DFlash sliding-window attention (PR #40898) — runs the drafter's SWA layers as true sliding window, so long-context draft acceptance holds (~41% here at long context) instead of collapsing past ~2k tokens.

Container rollback tag: :2026-06-11-pr41703. Full writeup: container README.

Quantization recipe

Tool: nvidia-modelopt 0.43.0 with NVFP4_DEFAULT_CFG
Loader: Qwen3_5ForConditionalGeneration.from_pretrained (multimodal-preserved class)
Calibration: neuralmagic/calibration LLM split, 20 samples × 8192 tokens
Excluded from quantization (kept BF16):
- lm_head, proj_out.*, *router*, *mlp.gate.* (NVFP4_DEFAULT_CFG)
- *linear_attn.conv1d*, *mixer.conv1d* (NVFP4_DEFAULT_CFG)
- *linear_attn* (added — full GDN preservation)
- *visual* (added — vision tower preservation)
- *mtp* (added — MTP head preservation)
- *output_layer*, output.*
MTP graft: 15 tensors copied bf16 from Qwen/Qwen3.6-27B after modelopt export (AutoModelForCausalLM.from_pretrained drops them; explicit graft restores)
Pipeline: lna-lab/GGUF-to-NVFP4-SM120 reference recipe, adapted for AEON-Ultimate-BF16 input + separate MTP source

Provenance & credits

BF16 source: AEON-7/Qwen3.6-27B-AEON-Ultimate-Uncensored-BF16. See that card for the full abliteration pipeline.
MTP graft technique: lna-lab/GGUF-to-NVFP4-SM120 (docs/MTP_GRAFT_RECIPE.md)
Reference benchmark recipes: sakamakismile/Qwen3.6-27B-Text-NVFP4-MTP
Quantization: NVIDIA TensorRT Model Optimizer (nvidia-modelopt 0.43.0)
Base: Alibaba Qwen team — Qwen/Qwen3.6-27B

License + responsibility

Apache 2.0, inherited from Qwen/Qwen3.6-27B. This is an uncensored model.

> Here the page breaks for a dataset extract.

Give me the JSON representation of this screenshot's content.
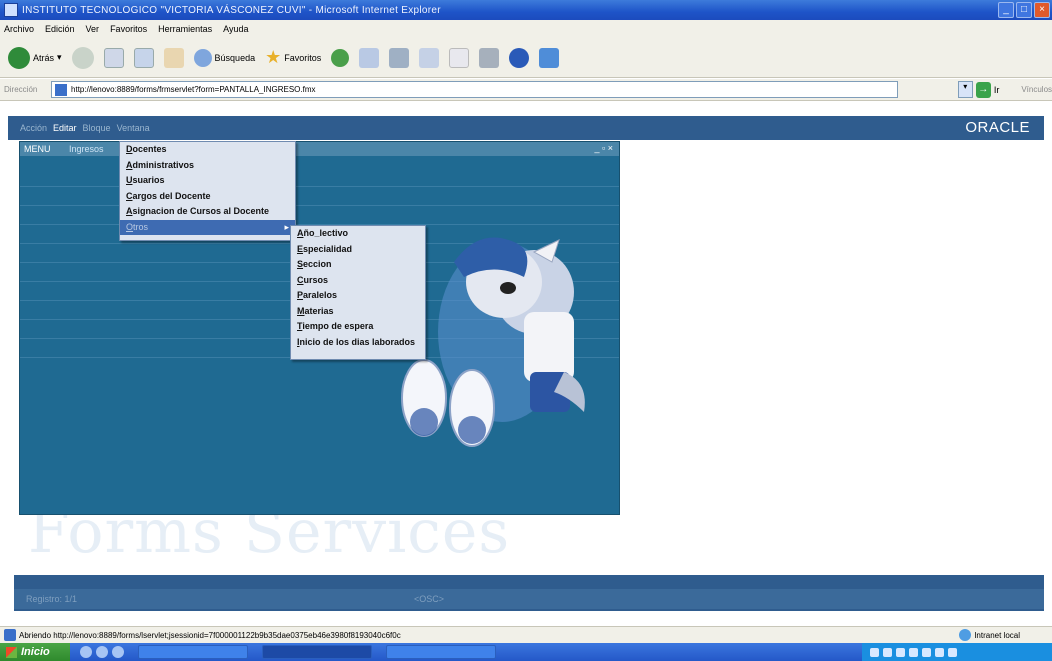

Read the full User Responsibility & Arbitration Clause on the BF16 source card before deploying. Summary: you implement downstream safety layers (input validation, output filtering, content moderation, audit logging, rate limiting, access controls, human-in-the-loop for high-risk workflows). The model has no opinions of its own — you supply the opinions, the judgment, and the ethics.